Le bébé, café au lait, avait un visage tout ridé et des cheveux hérissés à la Don King. Takeela lui avait donné le nom de sa grand-mère maternelle : Isabella.
Elle-même était en pleine forme, fraîche et dispose. Le regard qu’elle posait sur sa fille a suffi à me faire comprendre pourquoi elle m’avait téléphoné et avait accepté mon aide. Elle voulait prendre un nouveau départ dans la vie, donner une chance à Isabella.
Je suis rentrée chez moi, émue par ces pensées de mort et de vie.
Des choses s’achèvent, d’autres commencent.
Susan Redmon était morte, mais son fils avait vécu.
Rinaldi n’était plus, mais Slidell démarrait une nouvelle collaboration, avec une nouvelle coéquipière.
Cuervo était mort, mais Takeela avait donné la vie à une petite fille.
Le chapitre Pete touchait à sa fin.

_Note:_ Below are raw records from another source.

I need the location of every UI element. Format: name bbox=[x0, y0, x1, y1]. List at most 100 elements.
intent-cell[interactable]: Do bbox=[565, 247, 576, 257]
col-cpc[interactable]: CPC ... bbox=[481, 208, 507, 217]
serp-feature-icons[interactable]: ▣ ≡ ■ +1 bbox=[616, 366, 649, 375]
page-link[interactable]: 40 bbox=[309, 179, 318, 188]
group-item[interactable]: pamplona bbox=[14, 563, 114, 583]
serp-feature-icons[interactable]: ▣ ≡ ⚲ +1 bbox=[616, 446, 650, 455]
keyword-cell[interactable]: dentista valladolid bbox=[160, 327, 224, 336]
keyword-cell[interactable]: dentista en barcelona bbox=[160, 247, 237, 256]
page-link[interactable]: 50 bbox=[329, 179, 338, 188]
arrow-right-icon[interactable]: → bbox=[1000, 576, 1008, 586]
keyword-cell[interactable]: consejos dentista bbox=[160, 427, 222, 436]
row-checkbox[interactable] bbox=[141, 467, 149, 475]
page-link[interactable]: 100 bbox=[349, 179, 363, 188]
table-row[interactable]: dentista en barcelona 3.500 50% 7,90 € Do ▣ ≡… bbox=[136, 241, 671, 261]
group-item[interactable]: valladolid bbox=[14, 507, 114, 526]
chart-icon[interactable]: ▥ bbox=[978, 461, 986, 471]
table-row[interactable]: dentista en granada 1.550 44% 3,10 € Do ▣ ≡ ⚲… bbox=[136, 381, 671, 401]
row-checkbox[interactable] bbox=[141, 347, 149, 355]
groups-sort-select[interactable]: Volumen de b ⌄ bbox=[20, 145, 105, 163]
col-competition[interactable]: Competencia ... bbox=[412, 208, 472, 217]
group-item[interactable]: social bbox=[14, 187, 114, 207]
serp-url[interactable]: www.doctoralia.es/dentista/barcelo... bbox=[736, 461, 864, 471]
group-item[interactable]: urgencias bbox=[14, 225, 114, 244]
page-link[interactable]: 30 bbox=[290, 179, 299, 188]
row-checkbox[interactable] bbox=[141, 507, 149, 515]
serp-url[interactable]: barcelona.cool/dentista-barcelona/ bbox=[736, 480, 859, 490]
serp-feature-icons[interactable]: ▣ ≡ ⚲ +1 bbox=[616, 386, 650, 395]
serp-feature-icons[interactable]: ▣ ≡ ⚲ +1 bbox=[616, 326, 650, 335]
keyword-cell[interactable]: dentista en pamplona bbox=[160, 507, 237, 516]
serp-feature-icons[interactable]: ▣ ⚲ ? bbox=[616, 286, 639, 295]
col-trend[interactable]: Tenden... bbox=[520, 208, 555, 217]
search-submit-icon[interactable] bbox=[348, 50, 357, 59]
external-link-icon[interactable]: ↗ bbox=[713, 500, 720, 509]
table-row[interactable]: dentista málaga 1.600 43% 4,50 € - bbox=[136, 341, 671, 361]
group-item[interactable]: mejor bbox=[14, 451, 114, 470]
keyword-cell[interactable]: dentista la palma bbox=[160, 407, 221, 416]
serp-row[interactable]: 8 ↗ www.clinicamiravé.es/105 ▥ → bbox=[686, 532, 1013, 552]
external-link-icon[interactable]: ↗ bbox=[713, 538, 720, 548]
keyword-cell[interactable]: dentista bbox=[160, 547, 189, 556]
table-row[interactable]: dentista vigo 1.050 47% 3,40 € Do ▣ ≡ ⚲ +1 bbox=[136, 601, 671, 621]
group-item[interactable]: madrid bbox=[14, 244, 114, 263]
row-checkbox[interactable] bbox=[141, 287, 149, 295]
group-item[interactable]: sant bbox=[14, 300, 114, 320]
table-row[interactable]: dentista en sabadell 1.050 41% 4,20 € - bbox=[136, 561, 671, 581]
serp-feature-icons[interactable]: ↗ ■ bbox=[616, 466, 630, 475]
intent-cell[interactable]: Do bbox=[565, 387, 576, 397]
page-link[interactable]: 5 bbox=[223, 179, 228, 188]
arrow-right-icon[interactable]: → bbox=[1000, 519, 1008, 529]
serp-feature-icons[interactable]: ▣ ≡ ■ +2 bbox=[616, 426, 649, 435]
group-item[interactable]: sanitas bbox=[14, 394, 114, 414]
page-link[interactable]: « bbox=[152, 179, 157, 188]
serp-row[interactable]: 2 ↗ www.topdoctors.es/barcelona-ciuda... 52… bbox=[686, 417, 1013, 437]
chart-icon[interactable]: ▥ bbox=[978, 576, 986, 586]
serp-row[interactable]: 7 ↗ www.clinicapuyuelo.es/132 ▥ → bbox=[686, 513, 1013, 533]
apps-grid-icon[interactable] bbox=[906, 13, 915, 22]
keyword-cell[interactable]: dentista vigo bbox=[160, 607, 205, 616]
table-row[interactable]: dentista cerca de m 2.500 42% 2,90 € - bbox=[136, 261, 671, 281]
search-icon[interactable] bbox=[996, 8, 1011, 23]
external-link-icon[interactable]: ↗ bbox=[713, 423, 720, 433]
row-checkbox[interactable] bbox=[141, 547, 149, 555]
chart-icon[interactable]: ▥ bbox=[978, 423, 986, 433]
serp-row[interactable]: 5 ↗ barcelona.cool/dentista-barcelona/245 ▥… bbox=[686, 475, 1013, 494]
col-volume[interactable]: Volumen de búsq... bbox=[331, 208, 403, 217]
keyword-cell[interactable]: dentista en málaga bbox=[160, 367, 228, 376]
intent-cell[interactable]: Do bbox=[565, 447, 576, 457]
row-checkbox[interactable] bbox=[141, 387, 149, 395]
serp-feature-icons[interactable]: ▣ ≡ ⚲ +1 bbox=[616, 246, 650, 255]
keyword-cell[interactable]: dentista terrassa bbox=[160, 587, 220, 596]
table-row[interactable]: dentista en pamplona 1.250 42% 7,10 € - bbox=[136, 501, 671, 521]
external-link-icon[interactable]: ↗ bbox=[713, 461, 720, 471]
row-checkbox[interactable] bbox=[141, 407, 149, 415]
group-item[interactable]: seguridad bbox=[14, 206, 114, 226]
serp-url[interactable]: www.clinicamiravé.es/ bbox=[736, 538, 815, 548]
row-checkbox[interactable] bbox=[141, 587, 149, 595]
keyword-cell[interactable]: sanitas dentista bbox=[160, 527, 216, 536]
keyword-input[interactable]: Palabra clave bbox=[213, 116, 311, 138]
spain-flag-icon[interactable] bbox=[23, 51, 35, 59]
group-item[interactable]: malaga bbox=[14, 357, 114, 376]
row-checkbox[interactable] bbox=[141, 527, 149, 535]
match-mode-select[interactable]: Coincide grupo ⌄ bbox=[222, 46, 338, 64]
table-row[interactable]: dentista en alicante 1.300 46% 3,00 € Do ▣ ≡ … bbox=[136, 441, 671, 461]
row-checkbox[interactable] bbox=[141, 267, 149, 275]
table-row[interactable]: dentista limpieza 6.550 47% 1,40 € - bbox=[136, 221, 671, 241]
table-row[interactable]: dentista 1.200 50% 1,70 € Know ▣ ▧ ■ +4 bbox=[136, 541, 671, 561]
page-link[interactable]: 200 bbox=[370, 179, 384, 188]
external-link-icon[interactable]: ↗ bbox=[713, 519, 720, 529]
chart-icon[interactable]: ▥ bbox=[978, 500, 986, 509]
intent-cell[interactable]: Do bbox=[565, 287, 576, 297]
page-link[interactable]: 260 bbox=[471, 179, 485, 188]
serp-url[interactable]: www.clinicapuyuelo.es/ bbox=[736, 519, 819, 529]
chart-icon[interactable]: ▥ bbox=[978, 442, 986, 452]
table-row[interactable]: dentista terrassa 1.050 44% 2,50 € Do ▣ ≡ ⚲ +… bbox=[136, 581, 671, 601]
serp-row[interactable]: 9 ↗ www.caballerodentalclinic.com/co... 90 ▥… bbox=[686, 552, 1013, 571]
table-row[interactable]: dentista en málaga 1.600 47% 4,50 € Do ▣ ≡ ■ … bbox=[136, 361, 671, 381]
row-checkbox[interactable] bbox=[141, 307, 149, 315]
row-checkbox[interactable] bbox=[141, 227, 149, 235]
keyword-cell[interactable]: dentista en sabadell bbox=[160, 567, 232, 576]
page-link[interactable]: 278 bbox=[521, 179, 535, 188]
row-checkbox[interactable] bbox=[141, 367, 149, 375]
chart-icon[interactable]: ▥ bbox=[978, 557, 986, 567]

Étais-je sur le point de prendre un nouveau départ ? Avec Charlie ? Avec Ryan ? Avec quelqu’un que je n’avais pas encore rencontré ?
Pouvions-nous tout recommencer au début, Ryan et moi ?
L’Amérique pouvait-elle prendre un nouveau départ ? Étions-nous capables de revenir à une époque où chacun se sentait en sécurité, protégé ? Avait confiance dans ses valeurs et dans ses buts ? Était tolérant à l’égard de coutumes et de croyances qu’il ne comprenait pas ?
Charlie ?
Ryan ?
M. Parfait ?
Comment ma sœur aurait-elle dit, déjà ?
Impossible de dire à l’avance quel chien prendra la tête de la meute.